Setelah itu, Ken makin semangat untuk berlari kencang. Gelar S-3 (doktor)-nya yang
pertama diraihnya di bidang medical technology pada 1984 dari Tokyo Institute of
Technology. Disertasinya saat itu adalah membuat instrumen yang dapat digunakan
untuk mendeteksi kanker secara dini.
Dari sini tumbuh kepercayaan dirinya. Ken lalu melamar ke sejumlah universitas di
Jepang untuk menjadi tenaga pengajar. Namun, ternyata ia harus menerima kenyataan
tidak satu pun lamarannya dijawab dan tidak ada pula yang menawarinya pekerjaan. “Ini
menjadi sejarah bagi saya. Saya kuliah di Jepang ini kan tidak mudah. Saya bukan orang
berada. Saya menggunakan tabungan saya hasil dari 8 tahun bekerja. Tapi nyatanya
setelah mendapat Ph.D., lamaran saya 100% lebih tidak ada yang dibalas,” ujarnya.
Sebenarnya, saat itu Ken tengah memimpin sebuah proyek penelitian di Jepang yang
merupakan hasil kerja sama antara Tokyo Institute of Technology dan Tohoku
University. “Boleh dibilang penelitian itu dari Dikti-nya Jepang,” kata Ken bangga.

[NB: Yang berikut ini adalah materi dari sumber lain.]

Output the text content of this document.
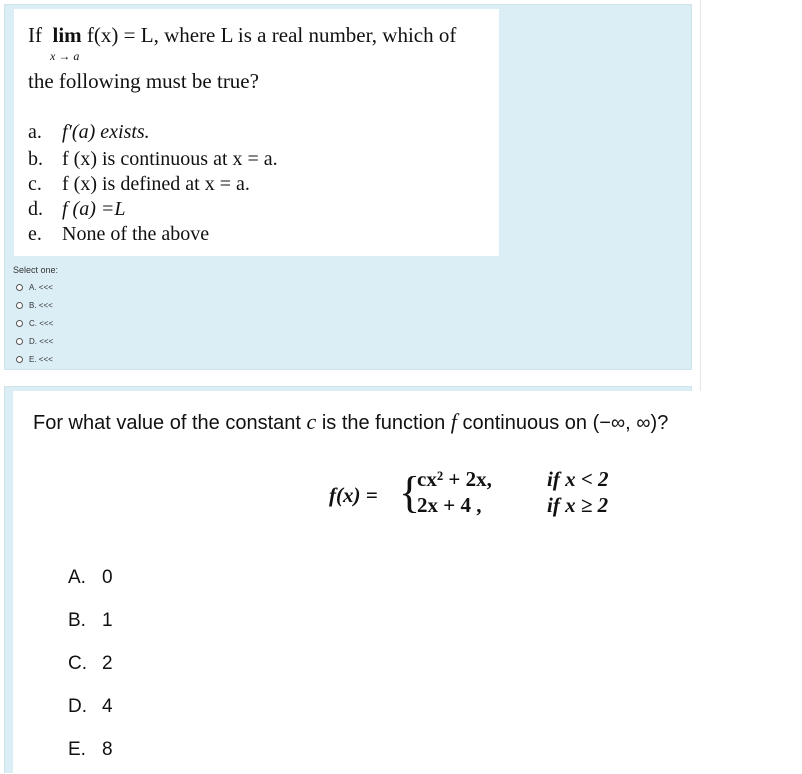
If lim f(x) = L, where L is a real number, which of
x → a
the following must be true?
a. f′(a) exists.
b. f (x) is continuous at x = a.
c. f (x) is defined at x = a.
d. f (a) =L
e. None of the above
Select one:
A. <<<
B. <<<
C. <<<
D. <<<
E. <<<
For what value of the constant c is the function f continuous on (−∞, ∞)?
f(x) = {
cx² + 2x,	if x < 2
2x + 4 ,	if x ≥ 2
A. 0
B. 1
C. 2
D. 4
E. 8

Namun, bekerja sebagai peneliti tanpa menjadi dosen atau pengajar tetap di sebuah
lembaga pendidikan sebenarnya cukup sulit karena Ken hanya mendapatkan
penghasilan dari subsidi Pemerintah Jepang untuk penelitian tersebut.
Namun, pekerjaan penelitian ini memberikan titik terang bagi Ken yang saat itu sempat
berpikir untuk pulang ke Indonesia. Saat itu ia juga sempat menghadiri
sebuah international meeting dan bertemu dengan seorang profesor bidang radiologi
dari Universitas Indonesia yang mengajaknya menjadi dosen. Akan tetapi, profesor
tersebut terkena penyakit sirosis dan akhirnya meninggal sebelum sempat mewujudkan
niatnya mengajak Ken ke Indonesia. Saat itu, di Indonesia memang sesungguhnya masih
sulit bagi Ken untuk menjadi pengajar di universitas negeri terkait statusnya sebagai
warga negara keturunan jika tanpa rekomendasi kuat.
Akhirnya, ia berdiskusi dengan mentornya di Tokyo Institute of Technology yaitu Prof.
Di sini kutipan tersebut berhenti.